Se supone que un concierto de Bob Dylan, como uno de Rosalía, es un acontecimiento memorable para sus fans. Pero como ahora tenemos en el móvil un sistema de memoria extendida, ya no basta con vivirlo y recordarlo, sino que hay que capturarlo y guardarlo en ese disco externo. Eso hace que estemos más pendientes de grabar que de vivir el concierto. La obsesión por capturar tapará el placer de vivir el momento y el concierto dejará menos huella en la memoria. Es probable que esa grabación se pierda en el espacio digital infinito sin abrirla siquiera mientras nuestra memoria sensitiva se va empobreciendo.

Bob Dylan prefiere móviles en silencio para preservar la comunicación íntima de su música y sus letras. Rosalía prefiere que haya muchos móviles porque ha hecho de las redes sociales un mecanismo de contagio que contribuye a su éxito. Cuanto más graben y más compartan las imágenes sus fans, mejor para ella. Pero, ¿por qué tenemos tanta necesidad de grabar y compartir aquello que estamos viviendo? Si la necesidad nos domina, es que estamos entrando en una conducta adictiva. Significa que el uso del móvil está impactando sobre los mecanismos cerebrales de la recompensa de una forma muy parecida a como lo hacen otras sustancias adictivas como las drogas, el juego o el chocolate.

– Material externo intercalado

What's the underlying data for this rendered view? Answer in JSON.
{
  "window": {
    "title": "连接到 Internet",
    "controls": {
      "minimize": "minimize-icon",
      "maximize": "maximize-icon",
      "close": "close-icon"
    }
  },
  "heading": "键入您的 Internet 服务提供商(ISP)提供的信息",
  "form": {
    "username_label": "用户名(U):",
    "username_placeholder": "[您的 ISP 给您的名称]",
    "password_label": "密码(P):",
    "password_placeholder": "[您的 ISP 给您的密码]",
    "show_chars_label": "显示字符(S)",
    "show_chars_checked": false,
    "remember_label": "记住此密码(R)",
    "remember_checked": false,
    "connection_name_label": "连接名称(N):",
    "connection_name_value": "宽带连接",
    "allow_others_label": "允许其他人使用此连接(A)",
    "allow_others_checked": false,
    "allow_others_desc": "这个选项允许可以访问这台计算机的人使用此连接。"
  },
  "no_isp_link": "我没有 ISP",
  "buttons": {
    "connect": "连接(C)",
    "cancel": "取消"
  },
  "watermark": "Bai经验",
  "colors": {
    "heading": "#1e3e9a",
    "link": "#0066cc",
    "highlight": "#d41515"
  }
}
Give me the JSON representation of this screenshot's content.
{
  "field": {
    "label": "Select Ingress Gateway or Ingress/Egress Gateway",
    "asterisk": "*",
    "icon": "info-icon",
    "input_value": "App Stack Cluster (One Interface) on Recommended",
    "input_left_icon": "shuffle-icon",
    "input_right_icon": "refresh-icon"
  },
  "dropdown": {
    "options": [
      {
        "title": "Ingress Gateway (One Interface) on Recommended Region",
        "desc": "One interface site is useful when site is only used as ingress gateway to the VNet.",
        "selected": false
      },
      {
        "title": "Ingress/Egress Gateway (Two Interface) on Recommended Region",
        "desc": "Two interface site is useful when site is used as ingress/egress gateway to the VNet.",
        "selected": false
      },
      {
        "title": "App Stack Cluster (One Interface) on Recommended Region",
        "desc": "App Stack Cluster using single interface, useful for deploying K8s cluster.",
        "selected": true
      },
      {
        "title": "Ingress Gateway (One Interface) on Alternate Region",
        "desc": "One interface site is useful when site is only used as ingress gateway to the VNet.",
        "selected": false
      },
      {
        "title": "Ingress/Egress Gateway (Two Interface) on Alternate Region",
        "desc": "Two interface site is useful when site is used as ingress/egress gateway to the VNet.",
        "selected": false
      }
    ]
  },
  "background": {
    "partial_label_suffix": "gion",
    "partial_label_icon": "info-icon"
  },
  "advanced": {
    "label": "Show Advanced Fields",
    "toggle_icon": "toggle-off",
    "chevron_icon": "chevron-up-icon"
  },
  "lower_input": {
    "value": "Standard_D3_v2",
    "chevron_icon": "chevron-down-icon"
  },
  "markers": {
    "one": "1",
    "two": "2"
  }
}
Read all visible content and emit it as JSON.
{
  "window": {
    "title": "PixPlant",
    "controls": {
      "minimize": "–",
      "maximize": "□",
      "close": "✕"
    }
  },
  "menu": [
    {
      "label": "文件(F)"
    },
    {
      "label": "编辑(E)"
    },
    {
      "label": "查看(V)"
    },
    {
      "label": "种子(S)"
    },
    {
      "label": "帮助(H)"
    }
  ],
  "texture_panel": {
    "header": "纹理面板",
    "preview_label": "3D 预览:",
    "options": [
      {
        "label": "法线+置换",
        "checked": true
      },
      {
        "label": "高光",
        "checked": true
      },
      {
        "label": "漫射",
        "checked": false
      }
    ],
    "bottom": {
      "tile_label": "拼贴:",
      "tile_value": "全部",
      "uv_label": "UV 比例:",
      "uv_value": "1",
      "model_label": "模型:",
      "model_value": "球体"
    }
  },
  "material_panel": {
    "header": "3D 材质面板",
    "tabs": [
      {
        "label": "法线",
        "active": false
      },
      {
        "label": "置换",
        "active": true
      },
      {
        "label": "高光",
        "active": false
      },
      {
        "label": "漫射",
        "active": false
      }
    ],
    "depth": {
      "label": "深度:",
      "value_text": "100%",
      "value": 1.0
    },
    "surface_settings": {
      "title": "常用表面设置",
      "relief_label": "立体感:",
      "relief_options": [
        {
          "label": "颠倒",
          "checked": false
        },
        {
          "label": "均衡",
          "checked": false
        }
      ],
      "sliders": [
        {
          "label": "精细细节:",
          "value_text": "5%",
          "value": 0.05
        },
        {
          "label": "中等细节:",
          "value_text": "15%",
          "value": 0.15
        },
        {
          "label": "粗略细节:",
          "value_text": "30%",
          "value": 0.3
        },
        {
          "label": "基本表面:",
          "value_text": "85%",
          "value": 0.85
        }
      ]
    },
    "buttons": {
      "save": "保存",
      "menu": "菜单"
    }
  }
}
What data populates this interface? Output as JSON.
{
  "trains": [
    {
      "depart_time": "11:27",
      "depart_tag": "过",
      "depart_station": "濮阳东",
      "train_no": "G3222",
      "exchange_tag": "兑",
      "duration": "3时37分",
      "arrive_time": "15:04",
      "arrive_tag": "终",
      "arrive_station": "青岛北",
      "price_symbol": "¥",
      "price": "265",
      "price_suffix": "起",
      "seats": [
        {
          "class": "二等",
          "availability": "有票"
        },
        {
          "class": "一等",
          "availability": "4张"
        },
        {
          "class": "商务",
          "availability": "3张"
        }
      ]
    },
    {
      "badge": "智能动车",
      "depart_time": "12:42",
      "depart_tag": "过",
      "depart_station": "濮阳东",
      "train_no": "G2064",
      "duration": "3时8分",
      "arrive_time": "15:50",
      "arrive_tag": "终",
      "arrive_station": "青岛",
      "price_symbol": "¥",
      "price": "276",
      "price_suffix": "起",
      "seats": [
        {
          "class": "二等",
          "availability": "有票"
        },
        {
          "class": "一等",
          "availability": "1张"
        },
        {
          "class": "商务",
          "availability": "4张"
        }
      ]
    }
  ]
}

Recientes estudios han alertado además sobre el impacto que tiene en los adolescentes el imperativo de la felicidad que transmiten ciertas redes sociales. Sus usuarios se esfuerzan en mostrar lo intensas, interesantes y divertidas que son sus vidas, lo que fomenta un estado de constante comparación. En Tik-Tok hay en realidad más euforia impostada que verdadera diversión, pero las redes dan a los jóvenes la oportunidad de modular una identidad pública y trabajo tienen después para alimentar la imagen de sí mismos que han construido. Quienes no son felices o tienen problemas de relación reciben ese bombardeo como una ratificación de su estado de desgracia y pasan de la envidia a la autoflagelación. En este ecosistema, es fácil caer en el síndrome bautizado como Fear of missing out (FOMO), el miedo a perderse algo, que es una aprensión constante a que otros puedan tener experiencias gratificantes de las que podemos quedar ausentes. Genera en quien lo sufre un estado de hipervigilancia y agitación que hace que esté permanentemente pendiente de lo que ocurre en las redes sociales y se siente excluido si no logra el mismo nivel de proyección y aceptación. Los algoritmos de alerta de las propias redes sociales envían notificaciones en tiempo real, de manera que esa intromisión distrae e incapacita cada vez más para vivir de forma placentera las propias experiencias.